Conducting exploratory microbial research at deep-sea hydrothermal vents requires a number of different approaches to ensure adequate coverage of the many different micro-habitats in and around the vents. Our ultimate goal is to collect samples from as many habitats as possible for a variety of analyses and experiments including (1) protistan biomass for DNA- and RNA-based microbial diversity analysis, (2) live cells for enrichment, culturing, isolation, and identification, (3) live cells for bacterial grazing experiments at hydrostatic pressures typical of the deep-sea, and (4) samples for microscopy and digital imaging.
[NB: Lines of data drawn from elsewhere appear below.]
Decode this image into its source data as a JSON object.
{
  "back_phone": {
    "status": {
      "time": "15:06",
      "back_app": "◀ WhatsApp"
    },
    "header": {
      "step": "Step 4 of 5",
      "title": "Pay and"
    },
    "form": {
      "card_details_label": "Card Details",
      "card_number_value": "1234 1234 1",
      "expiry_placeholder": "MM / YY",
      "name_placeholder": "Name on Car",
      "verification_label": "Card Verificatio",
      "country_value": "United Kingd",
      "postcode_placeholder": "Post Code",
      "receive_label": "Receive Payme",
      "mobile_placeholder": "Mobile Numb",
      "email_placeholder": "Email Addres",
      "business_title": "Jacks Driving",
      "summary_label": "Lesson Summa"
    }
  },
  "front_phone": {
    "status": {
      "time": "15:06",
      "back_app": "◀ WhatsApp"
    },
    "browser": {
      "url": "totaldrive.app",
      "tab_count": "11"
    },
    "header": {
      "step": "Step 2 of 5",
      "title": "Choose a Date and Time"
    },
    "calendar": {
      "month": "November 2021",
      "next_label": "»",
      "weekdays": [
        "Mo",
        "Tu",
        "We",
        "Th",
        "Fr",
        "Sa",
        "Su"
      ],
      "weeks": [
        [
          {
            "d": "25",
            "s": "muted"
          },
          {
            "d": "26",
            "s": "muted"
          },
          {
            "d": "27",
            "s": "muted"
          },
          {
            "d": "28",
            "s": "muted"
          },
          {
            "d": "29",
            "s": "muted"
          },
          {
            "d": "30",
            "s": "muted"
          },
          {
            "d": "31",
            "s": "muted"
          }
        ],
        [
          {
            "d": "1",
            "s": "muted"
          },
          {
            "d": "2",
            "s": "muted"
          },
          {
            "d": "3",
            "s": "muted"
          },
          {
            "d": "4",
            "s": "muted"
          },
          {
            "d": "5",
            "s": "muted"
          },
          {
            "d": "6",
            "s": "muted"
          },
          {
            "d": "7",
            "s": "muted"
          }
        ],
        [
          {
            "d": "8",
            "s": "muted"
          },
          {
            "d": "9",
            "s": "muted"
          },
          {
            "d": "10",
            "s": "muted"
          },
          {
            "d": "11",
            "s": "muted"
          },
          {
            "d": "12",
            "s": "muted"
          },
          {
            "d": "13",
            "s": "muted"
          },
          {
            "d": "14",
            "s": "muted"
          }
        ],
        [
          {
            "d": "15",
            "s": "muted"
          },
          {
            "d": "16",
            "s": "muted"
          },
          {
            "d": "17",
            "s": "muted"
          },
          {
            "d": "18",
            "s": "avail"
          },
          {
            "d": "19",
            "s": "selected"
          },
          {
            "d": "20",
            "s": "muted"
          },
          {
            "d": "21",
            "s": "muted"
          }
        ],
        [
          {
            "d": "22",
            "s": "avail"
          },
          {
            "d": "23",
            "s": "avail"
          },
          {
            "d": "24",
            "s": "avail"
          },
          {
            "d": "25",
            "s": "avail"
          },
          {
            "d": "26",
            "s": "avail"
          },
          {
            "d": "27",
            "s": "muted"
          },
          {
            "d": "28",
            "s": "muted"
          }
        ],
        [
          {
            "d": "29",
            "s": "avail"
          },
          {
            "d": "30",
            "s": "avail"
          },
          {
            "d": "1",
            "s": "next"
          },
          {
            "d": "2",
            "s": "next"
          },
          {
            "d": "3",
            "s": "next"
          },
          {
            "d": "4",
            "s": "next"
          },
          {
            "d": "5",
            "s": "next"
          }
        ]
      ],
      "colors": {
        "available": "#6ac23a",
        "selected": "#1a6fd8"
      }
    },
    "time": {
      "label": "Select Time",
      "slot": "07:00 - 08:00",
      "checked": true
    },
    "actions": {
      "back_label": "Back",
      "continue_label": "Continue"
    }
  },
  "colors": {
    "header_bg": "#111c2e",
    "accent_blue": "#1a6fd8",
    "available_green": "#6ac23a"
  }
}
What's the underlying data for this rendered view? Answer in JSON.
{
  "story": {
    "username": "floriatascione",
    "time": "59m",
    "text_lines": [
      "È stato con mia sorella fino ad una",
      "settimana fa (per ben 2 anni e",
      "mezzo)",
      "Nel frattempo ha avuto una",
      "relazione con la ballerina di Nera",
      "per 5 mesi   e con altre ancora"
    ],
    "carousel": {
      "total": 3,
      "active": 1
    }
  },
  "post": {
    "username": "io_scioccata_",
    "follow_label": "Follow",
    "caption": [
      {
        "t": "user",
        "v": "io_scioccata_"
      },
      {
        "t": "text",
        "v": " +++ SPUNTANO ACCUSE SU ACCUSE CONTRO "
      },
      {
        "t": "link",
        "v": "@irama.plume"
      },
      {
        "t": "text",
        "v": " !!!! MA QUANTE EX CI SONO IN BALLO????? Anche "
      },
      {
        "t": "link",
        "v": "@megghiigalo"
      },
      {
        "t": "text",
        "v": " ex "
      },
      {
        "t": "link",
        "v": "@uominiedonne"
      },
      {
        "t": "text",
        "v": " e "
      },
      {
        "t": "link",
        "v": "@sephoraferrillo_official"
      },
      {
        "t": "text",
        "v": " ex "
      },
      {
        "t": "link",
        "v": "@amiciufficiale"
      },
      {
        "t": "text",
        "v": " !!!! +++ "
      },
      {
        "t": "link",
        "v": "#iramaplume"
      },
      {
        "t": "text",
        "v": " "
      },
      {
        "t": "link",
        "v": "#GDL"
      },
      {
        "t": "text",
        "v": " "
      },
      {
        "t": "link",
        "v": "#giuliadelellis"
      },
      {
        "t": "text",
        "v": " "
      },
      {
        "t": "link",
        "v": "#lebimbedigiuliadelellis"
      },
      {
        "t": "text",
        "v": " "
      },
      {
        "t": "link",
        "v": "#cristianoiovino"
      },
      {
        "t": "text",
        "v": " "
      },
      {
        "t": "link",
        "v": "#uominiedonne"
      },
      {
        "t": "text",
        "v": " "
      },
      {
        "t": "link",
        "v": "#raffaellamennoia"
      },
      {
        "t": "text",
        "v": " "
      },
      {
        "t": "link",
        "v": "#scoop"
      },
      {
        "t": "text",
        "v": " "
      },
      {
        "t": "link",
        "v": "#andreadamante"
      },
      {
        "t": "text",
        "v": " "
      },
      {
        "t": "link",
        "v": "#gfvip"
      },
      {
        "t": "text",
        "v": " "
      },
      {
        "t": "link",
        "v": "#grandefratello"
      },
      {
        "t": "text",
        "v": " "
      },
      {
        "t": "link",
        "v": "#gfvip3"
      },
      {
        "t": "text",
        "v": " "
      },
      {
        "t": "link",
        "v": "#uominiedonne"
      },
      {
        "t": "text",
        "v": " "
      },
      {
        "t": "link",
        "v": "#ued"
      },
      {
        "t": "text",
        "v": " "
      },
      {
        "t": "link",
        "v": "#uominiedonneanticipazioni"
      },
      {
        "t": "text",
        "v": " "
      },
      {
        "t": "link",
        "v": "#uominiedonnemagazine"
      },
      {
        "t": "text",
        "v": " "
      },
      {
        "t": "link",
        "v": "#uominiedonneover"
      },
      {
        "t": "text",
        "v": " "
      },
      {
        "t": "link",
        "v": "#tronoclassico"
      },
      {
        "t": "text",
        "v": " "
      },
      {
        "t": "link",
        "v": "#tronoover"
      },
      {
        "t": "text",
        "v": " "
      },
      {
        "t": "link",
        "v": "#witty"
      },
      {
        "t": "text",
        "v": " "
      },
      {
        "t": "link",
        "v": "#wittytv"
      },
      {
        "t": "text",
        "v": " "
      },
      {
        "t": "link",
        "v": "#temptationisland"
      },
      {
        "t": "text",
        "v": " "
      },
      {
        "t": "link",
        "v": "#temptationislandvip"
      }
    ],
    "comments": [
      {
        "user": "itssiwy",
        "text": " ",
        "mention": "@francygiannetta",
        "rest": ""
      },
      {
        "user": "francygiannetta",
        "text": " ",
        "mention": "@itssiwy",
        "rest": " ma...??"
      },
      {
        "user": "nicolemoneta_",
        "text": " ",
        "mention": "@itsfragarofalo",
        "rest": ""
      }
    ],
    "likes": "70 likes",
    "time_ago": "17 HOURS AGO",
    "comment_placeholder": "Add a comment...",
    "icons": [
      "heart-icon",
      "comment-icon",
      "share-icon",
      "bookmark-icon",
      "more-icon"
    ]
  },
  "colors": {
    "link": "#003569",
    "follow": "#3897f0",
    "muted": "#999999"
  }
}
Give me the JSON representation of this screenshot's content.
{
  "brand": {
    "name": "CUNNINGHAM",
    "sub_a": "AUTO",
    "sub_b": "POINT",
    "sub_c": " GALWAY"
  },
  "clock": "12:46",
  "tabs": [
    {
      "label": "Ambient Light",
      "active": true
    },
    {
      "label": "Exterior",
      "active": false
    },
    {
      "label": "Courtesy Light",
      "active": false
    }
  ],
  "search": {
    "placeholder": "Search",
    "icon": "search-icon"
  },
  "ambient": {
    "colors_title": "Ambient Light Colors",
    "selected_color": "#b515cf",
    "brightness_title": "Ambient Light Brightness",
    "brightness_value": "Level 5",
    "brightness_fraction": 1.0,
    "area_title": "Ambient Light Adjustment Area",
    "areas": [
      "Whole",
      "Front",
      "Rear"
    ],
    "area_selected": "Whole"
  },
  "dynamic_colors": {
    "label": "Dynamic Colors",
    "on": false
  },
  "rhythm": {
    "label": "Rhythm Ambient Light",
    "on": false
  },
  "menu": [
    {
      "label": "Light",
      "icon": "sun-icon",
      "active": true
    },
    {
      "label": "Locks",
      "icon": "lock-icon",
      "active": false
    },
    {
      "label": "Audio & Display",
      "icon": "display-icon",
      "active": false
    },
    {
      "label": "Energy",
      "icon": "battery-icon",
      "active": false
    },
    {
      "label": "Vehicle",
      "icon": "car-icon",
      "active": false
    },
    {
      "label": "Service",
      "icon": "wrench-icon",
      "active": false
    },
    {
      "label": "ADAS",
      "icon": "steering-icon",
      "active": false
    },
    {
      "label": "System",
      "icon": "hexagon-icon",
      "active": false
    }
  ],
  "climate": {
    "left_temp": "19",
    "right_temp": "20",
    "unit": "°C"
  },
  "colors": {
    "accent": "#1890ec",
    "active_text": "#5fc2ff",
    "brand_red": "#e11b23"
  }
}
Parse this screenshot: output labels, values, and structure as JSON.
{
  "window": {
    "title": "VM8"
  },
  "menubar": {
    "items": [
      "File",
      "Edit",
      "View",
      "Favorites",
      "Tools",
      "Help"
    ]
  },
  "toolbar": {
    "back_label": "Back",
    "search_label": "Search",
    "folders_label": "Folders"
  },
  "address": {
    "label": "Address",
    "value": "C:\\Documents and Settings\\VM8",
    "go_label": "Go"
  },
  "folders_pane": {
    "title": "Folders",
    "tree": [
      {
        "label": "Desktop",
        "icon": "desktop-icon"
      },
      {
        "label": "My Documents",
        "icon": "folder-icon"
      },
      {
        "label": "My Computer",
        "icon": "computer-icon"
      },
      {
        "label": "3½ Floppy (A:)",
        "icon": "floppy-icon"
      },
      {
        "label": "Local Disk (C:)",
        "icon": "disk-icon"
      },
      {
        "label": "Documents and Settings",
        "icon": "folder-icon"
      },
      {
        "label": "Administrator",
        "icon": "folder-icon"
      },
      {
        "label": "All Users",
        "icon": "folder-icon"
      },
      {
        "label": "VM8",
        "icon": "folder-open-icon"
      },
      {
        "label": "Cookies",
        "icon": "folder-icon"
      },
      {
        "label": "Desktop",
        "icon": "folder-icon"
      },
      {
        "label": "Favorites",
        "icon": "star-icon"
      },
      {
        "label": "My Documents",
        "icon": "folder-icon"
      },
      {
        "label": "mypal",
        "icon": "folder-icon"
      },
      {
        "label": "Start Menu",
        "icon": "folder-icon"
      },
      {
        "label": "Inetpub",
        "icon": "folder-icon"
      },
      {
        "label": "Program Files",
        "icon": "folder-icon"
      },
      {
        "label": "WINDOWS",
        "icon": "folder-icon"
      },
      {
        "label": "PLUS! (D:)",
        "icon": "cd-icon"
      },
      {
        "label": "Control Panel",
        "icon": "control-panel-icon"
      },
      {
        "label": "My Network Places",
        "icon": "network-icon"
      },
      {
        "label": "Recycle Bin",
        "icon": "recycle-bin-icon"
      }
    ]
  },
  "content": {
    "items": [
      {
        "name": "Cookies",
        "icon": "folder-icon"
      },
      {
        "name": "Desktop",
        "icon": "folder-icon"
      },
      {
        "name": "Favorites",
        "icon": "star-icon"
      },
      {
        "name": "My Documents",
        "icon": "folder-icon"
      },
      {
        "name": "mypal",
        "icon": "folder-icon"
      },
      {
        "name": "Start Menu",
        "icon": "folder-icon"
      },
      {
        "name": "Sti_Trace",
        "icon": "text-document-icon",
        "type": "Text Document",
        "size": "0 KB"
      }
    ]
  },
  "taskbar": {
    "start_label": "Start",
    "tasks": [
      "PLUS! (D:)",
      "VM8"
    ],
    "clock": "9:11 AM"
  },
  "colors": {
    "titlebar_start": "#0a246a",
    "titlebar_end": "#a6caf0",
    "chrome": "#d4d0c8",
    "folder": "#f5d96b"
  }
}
A primary consideration when thinking about sample collection is how to concentrate microbial biomass from an environment where it’s probable that protists of any given species are highly diluted. In the past, we’ve teamed up with the virus researchers to obtain samples from the Large Volume Water Sampler (LVWS) (see photo at top in sidebar), which pumps water from discrete locations near the seafloor that would otherwise be very difficult to sample with respect to the enormous amount of biomass that it’s able to collect.

Microbial mats and underlying sediments at Guaymas Basin are readily sampled with simple push-cores and have already yielded DNA sequences from many protists. A completely different (and new) approach to protistan sample collection in the deep sea involves deploying traps (either baited or non-baited) and fresh colonization surfaces (glass slides). Traps were deployed widely in 2007 for collection during our 2008 field season.

In addition to submersible-based sample collections carried out in close proximity to the deep-sea hydrothermal vents, we’re also interested in the distribution of protists throughout the water column above the vents, within the buoyant hydrothermal plume (a few tens of meters above the vents), and at control sites away from the immediate influence of hydrothermal vents (a few kilometers off axis). Sampling these sites using traditional oceanographic techniques (CTD/Niskin bottle casts) will help in the determination of the extent to which particular protistan species occur only in the deep-sea vent ecosystems.

Microbial mats and underlying sediments were collected with coring devices at the Guaymas Basin hydrothermal vents (top). Cores were prepared for extrusion and sectioning back on board the R/V Atlantis (left). A piston jack was used to push the sediment core up the length of the tube so that slices of the core could be recovered in 1 cm intervals starting at the top. Preliminary DNA analysis of the complex community living in the warm sediment below the orange bacterial mat indicated a diverse assemblage of ciliates.

In addition to sample collection by the submersible DSV Alvin, we use the CTD (Conductivity, Temperature, Depth) and Niskin bottles deployed from the R/V Atlantis to sample the water column in and around the hydrothermal vent ecosystem. The CTD profiling instruments can be seen below the gray Niskin water sampling bottles at right. Real-time data acquisition by the CTD and its transmission back to the ship permits the collection of discrete water samples from within the plume water above the hydrothermal vents.

A primary sampling strategy that we employed was the deployment of "Protist Traps" or "Protist Colonizers." As you can see in the images at left, the traps consisted of large sponges cut to fit inside plastic tubing with 200 µm plastic mesh fitted over the ends of the tubing to exclude metazoa (A – C).

Glass slide colonizers in conjunction with many of the sponge traps (visible in B & C attached to the side of sponge traps) were deployed at a variety of sites including detrital communities near metazoa (A), on the side of hydrothermal vent chimneys (B), and on freshly colonized basalt (C).

A previous measurement of DNA extracted from baited vs. non-baited traps deployed in an area dominated by decaying Riftia parchment tubes at a depth of 2,512 m near the Tica site indicated twice as much microbial DNA in the baited trap as the non-baited trap after a one-week deployment on the seafloor.

The colony of Riftia tubeworms most likely died off when hydrothermal venting at the location subsided, providing an example of the ephemeral nature of vent communities. The empty and decaying tubes turned out to be good source material for collection of deep-sea ciliates that were living on or within the tubes. The upper temperature limit of protists in deep-sea vent ecosystems remains unknown.